I'm trying to piece together how to get to derive the Fourier transform from the Fourier series, reading my lecturer's notes.
Now, if $f(x)$ happens to not be periodic, we can still give a complete description of $f(x)$ in terms of sines and cosines, but we'd need to sum over a continuum of $k$-values, instead of just integer multiples of a fundamental harmonic. We can think of a non-periodic function as the limiting case of a periodic one, where the wavelength $\lambda$ tends to infinity, meaning the $k_{n}$'s become more and more closely spaced together until they form a continuum. In the limit $k \to \infty$, the wavenumber $k$ becomes a continuous variable and the summation goes over to an integral: $$f(x) = \sum_{n=-\infty}^{+\infty}C_n \ e^{ik_n x} \to \int_{-\infty}^{+\infty}C(k)\ e^{ikx}\ dk$$
In my mind, it makes sense that a periodic function ceases to be periodic if its wavelength is infinite, I thinik that's obvious.

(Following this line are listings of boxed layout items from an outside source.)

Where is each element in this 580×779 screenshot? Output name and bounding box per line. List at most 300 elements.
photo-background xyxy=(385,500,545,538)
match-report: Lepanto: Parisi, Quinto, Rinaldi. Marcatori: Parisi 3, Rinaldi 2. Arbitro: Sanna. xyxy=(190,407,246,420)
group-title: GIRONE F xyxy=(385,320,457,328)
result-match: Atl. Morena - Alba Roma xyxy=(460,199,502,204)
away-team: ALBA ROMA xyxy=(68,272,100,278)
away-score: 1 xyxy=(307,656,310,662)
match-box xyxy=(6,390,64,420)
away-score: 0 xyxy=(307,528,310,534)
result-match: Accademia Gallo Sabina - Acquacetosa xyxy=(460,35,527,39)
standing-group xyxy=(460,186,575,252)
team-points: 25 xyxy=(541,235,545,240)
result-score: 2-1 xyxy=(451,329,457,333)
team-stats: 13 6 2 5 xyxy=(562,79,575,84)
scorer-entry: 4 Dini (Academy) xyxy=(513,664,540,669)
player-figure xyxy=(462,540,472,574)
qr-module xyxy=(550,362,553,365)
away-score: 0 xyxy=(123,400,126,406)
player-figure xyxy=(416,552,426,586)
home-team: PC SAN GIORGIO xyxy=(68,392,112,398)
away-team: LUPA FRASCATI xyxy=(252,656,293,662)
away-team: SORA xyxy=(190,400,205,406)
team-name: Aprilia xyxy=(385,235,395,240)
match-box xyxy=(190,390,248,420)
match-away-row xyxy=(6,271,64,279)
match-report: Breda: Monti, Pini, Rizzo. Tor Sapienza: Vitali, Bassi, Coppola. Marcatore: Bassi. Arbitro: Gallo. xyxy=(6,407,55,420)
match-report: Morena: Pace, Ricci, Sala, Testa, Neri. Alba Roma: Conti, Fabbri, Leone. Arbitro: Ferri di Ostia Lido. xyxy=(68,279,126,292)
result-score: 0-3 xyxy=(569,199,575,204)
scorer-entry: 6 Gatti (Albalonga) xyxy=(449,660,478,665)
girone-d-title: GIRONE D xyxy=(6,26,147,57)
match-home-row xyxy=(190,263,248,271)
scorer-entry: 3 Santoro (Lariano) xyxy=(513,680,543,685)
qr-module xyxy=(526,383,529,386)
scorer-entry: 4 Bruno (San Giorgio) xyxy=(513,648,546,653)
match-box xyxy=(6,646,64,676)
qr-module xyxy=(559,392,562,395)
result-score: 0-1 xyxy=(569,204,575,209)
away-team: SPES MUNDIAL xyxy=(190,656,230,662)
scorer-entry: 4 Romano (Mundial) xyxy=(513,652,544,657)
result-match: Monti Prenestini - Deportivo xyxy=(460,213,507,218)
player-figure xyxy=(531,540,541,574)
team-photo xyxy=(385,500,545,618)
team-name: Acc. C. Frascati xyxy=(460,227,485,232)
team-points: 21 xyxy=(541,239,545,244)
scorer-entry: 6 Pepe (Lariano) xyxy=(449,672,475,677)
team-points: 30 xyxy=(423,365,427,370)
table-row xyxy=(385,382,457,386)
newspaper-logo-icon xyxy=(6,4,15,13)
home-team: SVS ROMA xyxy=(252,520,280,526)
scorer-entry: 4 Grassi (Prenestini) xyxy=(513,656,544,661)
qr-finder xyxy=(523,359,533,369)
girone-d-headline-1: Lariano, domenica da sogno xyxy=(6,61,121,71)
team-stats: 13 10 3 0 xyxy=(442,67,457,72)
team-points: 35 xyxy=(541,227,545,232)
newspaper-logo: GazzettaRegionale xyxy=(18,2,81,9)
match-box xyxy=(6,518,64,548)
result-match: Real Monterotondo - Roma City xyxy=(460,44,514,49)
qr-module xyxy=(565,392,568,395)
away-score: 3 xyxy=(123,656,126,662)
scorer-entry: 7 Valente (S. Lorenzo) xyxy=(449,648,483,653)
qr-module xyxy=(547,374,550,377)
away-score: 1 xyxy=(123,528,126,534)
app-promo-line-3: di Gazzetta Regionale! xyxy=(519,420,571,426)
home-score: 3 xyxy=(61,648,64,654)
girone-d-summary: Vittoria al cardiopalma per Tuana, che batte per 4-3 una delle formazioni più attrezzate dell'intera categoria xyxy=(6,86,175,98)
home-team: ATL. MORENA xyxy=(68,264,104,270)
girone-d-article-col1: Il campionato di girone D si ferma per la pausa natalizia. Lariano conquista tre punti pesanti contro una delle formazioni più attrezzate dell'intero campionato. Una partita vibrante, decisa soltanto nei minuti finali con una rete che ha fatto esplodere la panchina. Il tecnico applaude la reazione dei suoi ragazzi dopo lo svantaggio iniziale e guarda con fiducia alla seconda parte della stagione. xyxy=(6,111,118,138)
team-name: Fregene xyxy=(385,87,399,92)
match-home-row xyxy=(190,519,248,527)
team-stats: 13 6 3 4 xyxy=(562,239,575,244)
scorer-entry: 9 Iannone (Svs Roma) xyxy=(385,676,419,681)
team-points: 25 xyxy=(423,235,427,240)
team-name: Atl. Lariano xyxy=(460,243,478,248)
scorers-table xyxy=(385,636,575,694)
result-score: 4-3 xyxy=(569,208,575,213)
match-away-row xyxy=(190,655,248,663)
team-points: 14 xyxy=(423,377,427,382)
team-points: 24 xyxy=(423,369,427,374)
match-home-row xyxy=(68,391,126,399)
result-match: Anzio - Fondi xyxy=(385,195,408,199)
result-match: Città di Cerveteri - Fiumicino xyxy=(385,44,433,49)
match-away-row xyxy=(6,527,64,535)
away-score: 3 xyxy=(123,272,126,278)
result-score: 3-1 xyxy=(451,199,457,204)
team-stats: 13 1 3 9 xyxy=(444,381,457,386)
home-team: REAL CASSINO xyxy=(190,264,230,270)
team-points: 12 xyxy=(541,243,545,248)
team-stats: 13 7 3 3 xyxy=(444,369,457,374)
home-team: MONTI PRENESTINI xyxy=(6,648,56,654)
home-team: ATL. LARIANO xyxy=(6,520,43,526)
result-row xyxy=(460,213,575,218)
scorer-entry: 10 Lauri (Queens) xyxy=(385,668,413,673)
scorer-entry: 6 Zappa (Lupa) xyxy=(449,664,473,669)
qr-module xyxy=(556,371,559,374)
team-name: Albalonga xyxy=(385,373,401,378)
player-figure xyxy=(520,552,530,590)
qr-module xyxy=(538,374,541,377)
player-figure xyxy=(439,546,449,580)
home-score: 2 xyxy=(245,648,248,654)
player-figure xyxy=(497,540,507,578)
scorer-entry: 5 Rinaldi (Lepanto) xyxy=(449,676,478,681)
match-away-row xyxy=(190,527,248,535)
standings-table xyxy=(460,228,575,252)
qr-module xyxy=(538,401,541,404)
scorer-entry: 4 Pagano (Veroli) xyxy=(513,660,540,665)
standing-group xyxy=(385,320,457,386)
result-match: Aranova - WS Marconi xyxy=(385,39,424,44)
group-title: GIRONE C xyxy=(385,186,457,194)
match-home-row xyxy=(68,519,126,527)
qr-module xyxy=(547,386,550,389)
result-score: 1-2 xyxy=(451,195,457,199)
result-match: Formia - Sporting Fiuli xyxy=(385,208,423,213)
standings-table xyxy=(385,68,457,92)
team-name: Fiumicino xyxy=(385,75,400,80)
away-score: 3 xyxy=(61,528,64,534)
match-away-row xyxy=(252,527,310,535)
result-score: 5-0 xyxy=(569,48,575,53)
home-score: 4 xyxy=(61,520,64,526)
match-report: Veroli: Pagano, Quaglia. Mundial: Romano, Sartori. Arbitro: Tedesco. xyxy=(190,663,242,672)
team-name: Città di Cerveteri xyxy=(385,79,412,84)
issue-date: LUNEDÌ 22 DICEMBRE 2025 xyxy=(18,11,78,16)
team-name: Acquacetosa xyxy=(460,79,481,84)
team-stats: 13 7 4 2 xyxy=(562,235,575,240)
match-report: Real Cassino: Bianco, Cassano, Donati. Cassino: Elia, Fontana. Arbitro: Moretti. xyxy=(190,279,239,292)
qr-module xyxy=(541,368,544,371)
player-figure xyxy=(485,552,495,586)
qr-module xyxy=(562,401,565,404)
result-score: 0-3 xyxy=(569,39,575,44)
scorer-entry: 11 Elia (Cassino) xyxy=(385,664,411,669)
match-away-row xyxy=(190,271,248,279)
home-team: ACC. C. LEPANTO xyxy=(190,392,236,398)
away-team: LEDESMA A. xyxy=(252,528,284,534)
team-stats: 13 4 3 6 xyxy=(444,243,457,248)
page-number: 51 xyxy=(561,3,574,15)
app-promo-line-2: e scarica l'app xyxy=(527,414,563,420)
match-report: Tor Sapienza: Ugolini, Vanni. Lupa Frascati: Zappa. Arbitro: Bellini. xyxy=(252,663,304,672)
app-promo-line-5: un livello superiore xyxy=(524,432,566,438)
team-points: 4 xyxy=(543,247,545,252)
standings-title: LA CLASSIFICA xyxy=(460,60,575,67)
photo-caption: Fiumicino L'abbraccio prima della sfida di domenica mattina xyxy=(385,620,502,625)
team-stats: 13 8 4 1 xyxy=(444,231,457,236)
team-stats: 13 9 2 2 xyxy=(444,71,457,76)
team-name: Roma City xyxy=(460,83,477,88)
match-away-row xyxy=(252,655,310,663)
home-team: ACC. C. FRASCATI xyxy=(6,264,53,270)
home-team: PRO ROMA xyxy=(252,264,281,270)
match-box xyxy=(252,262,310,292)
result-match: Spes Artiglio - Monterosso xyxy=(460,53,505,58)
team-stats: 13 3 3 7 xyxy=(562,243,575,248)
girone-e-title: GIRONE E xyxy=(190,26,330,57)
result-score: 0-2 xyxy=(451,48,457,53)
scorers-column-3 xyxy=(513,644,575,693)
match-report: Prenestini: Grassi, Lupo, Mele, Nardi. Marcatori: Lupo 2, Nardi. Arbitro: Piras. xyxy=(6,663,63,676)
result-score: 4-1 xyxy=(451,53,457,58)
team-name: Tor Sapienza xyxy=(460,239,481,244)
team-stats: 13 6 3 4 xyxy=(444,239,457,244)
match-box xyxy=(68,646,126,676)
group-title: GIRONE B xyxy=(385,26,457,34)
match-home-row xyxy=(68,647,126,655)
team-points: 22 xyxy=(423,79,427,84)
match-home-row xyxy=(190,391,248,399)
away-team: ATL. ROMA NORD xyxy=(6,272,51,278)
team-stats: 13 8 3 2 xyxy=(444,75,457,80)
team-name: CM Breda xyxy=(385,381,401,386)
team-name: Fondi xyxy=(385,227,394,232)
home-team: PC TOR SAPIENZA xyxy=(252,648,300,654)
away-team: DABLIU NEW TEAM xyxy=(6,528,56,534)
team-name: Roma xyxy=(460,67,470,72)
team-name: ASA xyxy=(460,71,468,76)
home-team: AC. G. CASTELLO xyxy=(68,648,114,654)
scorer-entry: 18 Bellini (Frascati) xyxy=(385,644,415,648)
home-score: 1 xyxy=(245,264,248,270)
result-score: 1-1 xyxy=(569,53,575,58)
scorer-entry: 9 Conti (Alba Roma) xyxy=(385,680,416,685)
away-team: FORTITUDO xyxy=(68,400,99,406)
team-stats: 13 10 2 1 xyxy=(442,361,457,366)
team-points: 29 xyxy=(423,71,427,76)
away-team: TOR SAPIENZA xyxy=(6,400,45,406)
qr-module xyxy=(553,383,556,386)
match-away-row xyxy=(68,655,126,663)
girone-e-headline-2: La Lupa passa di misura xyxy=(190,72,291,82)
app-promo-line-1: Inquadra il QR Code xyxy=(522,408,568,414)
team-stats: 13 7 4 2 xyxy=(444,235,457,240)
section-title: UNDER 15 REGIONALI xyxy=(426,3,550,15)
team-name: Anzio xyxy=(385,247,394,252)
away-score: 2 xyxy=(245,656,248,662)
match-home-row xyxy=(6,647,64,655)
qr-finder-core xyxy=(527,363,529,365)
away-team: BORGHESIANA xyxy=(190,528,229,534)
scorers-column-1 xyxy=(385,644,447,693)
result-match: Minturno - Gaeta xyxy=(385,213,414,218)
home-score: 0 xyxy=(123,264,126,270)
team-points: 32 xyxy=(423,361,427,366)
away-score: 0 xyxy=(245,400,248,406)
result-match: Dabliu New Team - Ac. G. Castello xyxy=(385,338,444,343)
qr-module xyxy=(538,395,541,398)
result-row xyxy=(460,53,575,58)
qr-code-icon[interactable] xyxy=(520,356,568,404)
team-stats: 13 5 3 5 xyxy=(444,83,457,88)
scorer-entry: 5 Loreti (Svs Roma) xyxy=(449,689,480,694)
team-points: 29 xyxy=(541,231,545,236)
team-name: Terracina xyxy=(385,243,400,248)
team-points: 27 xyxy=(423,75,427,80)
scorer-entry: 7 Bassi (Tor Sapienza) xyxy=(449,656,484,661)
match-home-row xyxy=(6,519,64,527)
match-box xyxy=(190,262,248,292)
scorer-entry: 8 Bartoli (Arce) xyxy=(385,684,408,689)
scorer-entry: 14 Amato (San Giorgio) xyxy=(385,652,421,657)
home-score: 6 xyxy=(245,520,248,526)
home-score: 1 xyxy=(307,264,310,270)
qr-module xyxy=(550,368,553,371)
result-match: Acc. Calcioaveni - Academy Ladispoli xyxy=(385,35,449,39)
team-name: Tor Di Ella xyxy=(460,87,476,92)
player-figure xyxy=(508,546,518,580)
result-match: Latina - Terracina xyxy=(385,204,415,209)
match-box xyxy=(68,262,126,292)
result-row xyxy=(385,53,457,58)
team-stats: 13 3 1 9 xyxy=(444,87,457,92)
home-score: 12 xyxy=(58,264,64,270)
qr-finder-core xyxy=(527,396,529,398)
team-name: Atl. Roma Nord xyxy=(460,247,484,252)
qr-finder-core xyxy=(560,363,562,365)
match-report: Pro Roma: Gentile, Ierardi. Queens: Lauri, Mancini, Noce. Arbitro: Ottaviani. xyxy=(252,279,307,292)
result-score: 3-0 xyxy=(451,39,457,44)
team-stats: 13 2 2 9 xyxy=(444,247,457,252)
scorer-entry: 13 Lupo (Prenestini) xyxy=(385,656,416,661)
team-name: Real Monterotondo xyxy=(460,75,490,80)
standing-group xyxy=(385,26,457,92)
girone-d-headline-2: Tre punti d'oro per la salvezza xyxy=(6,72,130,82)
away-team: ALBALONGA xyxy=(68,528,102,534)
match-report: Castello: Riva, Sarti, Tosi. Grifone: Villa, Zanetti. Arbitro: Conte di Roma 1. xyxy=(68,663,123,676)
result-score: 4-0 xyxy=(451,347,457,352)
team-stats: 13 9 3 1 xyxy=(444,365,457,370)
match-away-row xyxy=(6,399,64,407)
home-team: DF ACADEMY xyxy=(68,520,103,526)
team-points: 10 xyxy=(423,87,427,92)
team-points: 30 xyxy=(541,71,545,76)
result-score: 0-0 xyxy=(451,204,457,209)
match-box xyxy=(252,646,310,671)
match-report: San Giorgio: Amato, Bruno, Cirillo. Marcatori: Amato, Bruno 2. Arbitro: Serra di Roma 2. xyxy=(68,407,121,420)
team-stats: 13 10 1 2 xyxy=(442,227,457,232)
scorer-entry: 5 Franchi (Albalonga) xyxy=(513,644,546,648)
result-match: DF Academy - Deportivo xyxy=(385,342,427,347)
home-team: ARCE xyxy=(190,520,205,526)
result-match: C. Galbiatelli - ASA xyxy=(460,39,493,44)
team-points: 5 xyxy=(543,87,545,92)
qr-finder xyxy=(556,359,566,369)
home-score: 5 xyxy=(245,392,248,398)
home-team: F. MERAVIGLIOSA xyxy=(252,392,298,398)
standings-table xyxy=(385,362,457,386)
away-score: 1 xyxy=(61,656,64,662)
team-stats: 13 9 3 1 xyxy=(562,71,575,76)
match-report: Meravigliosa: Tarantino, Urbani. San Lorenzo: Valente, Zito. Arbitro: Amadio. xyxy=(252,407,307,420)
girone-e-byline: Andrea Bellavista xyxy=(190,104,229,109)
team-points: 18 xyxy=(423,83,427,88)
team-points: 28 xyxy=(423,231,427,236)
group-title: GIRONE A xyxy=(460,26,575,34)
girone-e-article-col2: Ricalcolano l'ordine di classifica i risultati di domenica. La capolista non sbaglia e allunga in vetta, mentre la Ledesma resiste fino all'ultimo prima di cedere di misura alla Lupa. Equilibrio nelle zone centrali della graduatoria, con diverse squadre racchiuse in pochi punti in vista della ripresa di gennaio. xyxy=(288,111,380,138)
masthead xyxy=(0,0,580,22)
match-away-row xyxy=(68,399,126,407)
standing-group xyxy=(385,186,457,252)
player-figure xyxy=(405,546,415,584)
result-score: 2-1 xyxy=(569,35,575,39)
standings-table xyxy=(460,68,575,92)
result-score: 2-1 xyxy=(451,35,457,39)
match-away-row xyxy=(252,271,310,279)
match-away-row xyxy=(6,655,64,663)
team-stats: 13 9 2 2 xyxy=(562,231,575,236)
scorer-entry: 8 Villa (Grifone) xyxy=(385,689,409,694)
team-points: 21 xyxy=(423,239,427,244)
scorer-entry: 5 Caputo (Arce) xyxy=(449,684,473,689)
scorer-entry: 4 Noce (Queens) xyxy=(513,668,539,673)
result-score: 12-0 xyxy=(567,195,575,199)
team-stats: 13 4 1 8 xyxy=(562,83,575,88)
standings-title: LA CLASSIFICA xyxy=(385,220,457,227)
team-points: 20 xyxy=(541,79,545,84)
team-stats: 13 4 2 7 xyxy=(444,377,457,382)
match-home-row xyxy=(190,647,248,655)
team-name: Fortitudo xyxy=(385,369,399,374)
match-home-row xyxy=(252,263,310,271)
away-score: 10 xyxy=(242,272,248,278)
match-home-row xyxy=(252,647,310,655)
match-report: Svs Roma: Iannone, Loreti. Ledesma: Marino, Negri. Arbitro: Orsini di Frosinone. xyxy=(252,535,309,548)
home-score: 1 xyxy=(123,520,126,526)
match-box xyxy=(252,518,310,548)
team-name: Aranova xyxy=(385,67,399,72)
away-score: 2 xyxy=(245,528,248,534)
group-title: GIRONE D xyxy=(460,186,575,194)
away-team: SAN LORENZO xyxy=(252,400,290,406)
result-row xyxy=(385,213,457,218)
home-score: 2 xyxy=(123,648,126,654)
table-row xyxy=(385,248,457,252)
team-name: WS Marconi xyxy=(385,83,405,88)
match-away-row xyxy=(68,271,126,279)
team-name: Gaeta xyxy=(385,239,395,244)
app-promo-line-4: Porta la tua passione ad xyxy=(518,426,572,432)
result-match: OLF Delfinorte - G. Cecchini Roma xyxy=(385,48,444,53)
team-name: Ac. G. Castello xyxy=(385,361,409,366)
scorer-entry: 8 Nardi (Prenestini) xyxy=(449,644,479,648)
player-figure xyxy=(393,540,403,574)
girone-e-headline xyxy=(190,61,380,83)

However, that does not make it obvious to me that the wavenumber is continuous. As the wavelength gets larger and larger, the wavenumber gets smaller and smaller, however it is always some value. If I took a graph of a sine wave from $-\pi$ to $\pi$ and blew it up so its wavelength got more and more massive, its wavenumber would always have some single value. Is this because we're taking it in the case of an infinite wavelength? I could see how this could maybe make $k$ continuous, but I couldn't justify it well for myself.
Secondly, why are we using the case of a non-periodic function to make the transition from infinite summation to integral for the Fourier transform derivation? What if we're making the derivation for a periodic function? Could we still make this step?